Domenica, 29/07/2012 - Durante un seminario serissimo sul femminismo, che ho tenuto qualche tempo fa in un posto dell’Italia centrale di rara bellezza, le giovani donne presenti dibattevano con me di cose importanti, come la maternità, le tecniche di riproduzione assistita, le responsabilità individuali e collettive.
Ma c’era anche tempo per argomenti più lievi (in apparenza lievi) come la cucina, il giardinaggio e i peli. Già, quelli.
I cosiddetti ‘superflui’, nel caso di corpi femminili: l’aggettivo è (quasi sempre) d’obbligo.
Perché se si parla di corpi maschili i peli, fatta eccezione per l’irsutismo che è una malattia, non sono ritenuti superflui. Si discute se si debbano togliere nel caso tu sia un atleta olimpionico in alcuni sport, ma l’essere pelosi non è di per sé un handicap per il genere maschile.
Se invece pensi ad un corpo di donna: o sei levigata, o c’è qualcosa che non va.
Hai voglia a sorridere con il vecchio adagio consolatorio donna pelosa donna virtuosa, o a commuoverti con De Andrè: in Creuza de ma Faber declama la peluria nel verso della celebre Jamin-a, ode alla regina delle prostitute del porto.

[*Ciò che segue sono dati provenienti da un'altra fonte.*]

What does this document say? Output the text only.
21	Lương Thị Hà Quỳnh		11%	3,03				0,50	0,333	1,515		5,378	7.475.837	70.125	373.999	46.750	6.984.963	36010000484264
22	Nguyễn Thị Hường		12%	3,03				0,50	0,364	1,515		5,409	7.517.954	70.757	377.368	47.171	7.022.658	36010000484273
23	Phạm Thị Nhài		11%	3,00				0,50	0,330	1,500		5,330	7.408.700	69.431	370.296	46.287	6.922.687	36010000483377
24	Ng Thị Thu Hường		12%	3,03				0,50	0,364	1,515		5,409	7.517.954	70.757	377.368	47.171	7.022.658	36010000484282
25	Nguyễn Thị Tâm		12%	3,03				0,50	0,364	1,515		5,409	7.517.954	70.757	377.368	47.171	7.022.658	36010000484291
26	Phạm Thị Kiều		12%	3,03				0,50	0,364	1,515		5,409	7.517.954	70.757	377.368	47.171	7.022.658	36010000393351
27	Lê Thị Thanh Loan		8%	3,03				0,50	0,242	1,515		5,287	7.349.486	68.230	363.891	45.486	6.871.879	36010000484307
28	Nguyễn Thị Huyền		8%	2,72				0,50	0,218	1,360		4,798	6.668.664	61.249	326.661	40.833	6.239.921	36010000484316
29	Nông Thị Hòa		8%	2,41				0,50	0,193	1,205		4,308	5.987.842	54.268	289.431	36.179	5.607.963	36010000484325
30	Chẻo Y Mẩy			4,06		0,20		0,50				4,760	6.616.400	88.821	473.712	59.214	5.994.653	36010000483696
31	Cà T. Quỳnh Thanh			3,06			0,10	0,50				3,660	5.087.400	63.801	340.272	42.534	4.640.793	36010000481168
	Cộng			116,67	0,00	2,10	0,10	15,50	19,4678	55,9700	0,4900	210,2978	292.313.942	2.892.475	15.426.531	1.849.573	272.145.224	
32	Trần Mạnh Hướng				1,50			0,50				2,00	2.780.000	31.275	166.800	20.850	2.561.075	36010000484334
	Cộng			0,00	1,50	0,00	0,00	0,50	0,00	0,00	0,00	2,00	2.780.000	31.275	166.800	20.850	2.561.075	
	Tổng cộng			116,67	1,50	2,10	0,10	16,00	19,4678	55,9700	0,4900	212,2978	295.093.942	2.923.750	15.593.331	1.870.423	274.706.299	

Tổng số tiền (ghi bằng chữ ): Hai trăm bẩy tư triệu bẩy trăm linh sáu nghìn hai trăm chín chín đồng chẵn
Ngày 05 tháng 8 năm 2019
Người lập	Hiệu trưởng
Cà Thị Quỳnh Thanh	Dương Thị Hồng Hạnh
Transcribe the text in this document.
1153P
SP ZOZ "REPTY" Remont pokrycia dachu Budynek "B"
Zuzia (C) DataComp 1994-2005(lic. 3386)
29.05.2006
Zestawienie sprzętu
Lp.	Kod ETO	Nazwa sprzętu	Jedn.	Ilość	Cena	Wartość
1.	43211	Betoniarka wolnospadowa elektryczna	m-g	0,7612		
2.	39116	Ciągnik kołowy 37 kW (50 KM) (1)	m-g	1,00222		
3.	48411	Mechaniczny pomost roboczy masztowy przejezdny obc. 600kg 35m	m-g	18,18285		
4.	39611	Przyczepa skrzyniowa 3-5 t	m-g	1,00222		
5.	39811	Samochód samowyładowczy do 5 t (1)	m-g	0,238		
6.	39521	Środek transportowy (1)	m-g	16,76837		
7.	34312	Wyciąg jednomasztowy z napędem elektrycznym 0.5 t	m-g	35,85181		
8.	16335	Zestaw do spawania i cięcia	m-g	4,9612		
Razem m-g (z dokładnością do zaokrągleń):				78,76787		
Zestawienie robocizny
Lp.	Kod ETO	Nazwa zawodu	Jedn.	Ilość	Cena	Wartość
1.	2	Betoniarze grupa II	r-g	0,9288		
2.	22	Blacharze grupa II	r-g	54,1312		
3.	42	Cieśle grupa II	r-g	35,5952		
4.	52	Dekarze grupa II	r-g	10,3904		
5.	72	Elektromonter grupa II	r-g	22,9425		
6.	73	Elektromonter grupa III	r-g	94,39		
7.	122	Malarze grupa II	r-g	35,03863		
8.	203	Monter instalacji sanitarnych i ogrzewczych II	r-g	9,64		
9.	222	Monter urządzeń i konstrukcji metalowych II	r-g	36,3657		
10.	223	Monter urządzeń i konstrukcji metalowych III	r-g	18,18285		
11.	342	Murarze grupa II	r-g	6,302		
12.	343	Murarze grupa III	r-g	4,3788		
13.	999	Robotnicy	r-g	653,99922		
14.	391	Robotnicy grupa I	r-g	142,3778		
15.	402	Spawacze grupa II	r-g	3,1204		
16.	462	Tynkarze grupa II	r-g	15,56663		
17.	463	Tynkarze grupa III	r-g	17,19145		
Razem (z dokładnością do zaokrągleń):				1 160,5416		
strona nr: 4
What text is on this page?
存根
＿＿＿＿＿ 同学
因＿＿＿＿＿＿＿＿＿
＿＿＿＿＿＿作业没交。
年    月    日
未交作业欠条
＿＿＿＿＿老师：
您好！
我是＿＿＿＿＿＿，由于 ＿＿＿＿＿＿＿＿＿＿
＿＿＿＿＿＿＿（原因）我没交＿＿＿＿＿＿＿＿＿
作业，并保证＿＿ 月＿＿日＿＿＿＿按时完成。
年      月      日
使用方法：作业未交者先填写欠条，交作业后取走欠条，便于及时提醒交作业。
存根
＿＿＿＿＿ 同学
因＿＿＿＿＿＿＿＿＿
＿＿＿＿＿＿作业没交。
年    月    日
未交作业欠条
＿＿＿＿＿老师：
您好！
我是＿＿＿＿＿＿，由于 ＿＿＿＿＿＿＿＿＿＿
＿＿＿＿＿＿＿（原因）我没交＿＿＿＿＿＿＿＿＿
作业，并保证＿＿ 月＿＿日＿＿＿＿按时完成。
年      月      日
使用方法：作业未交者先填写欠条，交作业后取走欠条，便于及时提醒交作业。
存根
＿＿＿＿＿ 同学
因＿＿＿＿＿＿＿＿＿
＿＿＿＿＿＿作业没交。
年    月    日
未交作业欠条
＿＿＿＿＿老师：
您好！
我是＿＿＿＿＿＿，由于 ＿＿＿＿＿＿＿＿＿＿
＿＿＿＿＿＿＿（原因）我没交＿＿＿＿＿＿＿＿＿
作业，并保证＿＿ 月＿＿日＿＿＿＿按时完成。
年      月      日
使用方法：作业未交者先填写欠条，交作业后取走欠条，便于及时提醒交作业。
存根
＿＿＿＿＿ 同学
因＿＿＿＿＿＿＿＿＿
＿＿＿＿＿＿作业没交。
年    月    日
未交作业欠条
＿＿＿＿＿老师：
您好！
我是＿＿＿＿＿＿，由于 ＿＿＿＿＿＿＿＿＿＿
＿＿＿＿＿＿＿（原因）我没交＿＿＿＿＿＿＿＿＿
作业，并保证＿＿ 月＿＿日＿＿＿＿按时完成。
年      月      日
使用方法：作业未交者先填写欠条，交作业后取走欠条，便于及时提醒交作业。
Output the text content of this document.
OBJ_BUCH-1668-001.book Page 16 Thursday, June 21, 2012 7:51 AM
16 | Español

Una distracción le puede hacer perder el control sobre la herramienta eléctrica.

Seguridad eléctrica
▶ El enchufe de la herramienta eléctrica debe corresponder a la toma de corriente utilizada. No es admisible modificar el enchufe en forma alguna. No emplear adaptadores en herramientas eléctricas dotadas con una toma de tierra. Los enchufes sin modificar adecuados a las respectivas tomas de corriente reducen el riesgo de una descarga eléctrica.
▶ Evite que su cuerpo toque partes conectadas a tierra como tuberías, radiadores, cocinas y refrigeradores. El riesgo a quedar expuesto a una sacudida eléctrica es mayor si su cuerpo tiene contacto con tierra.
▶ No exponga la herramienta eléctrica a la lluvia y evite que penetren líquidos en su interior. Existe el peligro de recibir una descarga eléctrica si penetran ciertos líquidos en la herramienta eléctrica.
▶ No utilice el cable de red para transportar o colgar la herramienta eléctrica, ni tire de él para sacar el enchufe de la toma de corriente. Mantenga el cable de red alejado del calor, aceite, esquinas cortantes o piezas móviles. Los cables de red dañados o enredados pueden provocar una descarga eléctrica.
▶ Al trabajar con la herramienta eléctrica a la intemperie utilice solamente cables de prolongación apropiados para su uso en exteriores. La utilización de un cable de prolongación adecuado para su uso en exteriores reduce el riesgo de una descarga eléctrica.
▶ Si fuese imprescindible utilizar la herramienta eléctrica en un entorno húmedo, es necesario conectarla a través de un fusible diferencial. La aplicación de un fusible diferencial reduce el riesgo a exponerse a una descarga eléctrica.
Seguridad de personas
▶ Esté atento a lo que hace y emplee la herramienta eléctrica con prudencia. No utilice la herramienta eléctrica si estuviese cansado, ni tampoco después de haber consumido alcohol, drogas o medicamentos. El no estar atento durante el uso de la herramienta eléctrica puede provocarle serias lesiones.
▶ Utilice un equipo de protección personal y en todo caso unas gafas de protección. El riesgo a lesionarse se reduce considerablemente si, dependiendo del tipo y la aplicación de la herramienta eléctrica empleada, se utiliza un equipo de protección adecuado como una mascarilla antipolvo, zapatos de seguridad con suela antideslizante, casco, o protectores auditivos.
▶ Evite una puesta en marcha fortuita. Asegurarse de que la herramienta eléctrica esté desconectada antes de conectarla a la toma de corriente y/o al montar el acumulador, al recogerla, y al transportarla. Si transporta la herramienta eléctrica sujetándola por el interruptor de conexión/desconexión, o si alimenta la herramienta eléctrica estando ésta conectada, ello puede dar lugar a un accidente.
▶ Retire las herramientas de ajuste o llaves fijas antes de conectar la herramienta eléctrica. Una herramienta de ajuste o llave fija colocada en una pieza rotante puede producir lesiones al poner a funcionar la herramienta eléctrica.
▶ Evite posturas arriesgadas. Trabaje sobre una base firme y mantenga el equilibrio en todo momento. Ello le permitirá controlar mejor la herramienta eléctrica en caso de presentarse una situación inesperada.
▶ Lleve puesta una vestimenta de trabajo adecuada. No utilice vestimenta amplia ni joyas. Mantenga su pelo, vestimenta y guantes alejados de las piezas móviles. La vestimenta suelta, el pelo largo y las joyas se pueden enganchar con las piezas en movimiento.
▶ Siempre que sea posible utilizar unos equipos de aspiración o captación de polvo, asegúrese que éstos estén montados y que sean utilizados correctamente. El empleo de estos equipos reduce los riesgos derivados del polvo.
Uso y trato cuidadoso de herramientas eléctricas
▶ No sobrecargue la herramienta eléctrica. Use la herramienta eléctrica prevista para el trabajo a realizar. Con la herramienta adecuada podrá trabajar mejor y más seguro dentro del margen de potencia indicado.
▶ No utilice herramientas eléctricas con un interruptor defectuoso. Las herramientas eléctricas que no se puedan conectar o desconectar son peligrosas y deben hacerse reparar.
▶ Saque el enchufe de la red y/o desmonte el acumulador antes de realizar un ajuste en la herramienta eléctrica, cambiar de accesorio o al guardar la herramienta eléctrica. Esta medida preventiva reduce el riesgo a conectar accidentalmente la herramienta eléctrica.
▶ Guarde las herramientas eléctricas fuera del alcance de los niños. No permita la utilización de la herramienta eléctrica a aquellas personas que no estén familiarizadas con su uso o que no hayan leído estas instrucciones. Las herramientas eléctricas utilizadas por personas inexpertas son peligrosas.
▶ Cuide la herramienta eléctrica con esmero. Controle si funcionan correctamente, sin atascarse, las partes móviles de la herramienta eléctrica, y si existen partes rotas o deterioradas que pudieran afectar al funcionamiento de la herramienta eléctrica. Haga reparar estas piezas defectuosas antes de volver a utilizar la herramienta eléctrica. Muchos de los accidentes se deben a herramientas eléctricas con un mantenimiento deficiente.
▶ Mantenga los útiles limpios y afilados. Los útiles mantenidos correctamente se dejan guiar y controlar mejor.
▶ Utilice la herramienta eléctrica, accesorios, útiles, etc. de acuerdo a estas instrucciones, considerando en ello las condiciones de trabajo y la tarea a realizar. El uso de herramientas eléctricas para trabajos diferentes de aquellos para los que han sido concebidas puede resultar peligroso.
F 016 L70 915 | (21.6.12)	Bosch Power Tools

Duve gh’è pei gh’è amù (dove si sono peli c’è l’amore),canta.
Bellissimo, ma la realtà, almeno qui e ora, è un’altra: sta nell’invito ammiccante e vagamente delirante della multinazionale della lametta, che gioca con i colori pastello e un vago ricordo di Edward mani di forbice nello spot Rasa il pratino
(http://www.youtube.com/watch?v=Qx_qxOkBL-o).
Lo si guarda e si ridacchia, ma poi si deve ragionare, credo.
Ci provano a farlo, tra le altre e ultime in ordine di tempo, alcune giovani donne nel blog Soft revolution, e a leggere le interessanti riflessioni sembra che la questione dei peli davvero non sia proprio così marginale.
Il discorso si sposta sul disagio provato a essere oggetto di sguardi che, da ammirati, si trasformano in giudicanti, a causa dell’ombreggiamento di gambe, ascelle o zona bikini.
Quegli sguardi dicono, più di mille parole, che non sei in riga con ciò che ci si aspetta da te, in particolare da un corpo giovane di donna, e più in generale dalle femmine: che tu sia in ordine.
In ordine con il ‘dover essere’ pulita, glabra, soffice, liscia, cosa che non avviene se hai i peli.
I peli, che sono il segnale dello sviluppo dell’età adulta in entrambi i generi e che, soprattutto, dicono dell’insorgenza della sessualità.
In Veronique- AAA offresi, il primo, scioccante documentario italiano sul consumo maschile di prostituzione, prodotto negli anni ‘80, un cliente chiedeva alla ragazza se era pelosa e di che colore fossero i peli, sotto. Nelle ricerche sulla pedo-pornografia ricorre l’osservazione di come la richiesta ossessiva di assenza di peli sia uno dei requisiti fondamentali per i consumatori di sesso pedofilo, ragione per la quale sempre di più anche le donne adulte che vendono il loro corpo fanno ben attenzione ad essere debitamente depilate: la richiesta maschile, raccontano in molte le prostitute, è di essere depilate perché non avere peli fa sembrare più giovani, quindi più disponibili, arrendevoli: bambine.
A questo punto non c’è più molto da ridere. Siamo su un territorio che dai peli si sposta in altri ambiti, e si torna al punto di partenza: perché il corpo femminile deve essere levigato, disponibile inerme, infantile?
Nello spogliatoio svedese di una piscina, qualche anno fa, guardavo le altre donne, belle tranquille con i loro peli su gambe, ascelle e zona bikini. Le guardavo a loro agio nel bagno turco, dove si stava tutte, donne e uomini, assieme e nude, mentre qui in Italia bisogna tenersi il costume addosso, anche se è palesemente malsano fare bagno turco o sauna indossando qualcosa.
Penso all’ossessione di pezzi di cultura giapponese per il pallore e la perfezione liscia dei corpi femminili, eternati in una infanzia mortifera senza tempo. Credo che, al di là della leggerezza del tema depilazione, dietro a questo argomento ci sia molto di più in gioco: un immaginario che può, di volta in volta, liberarci o imprigionarci. Non è poco.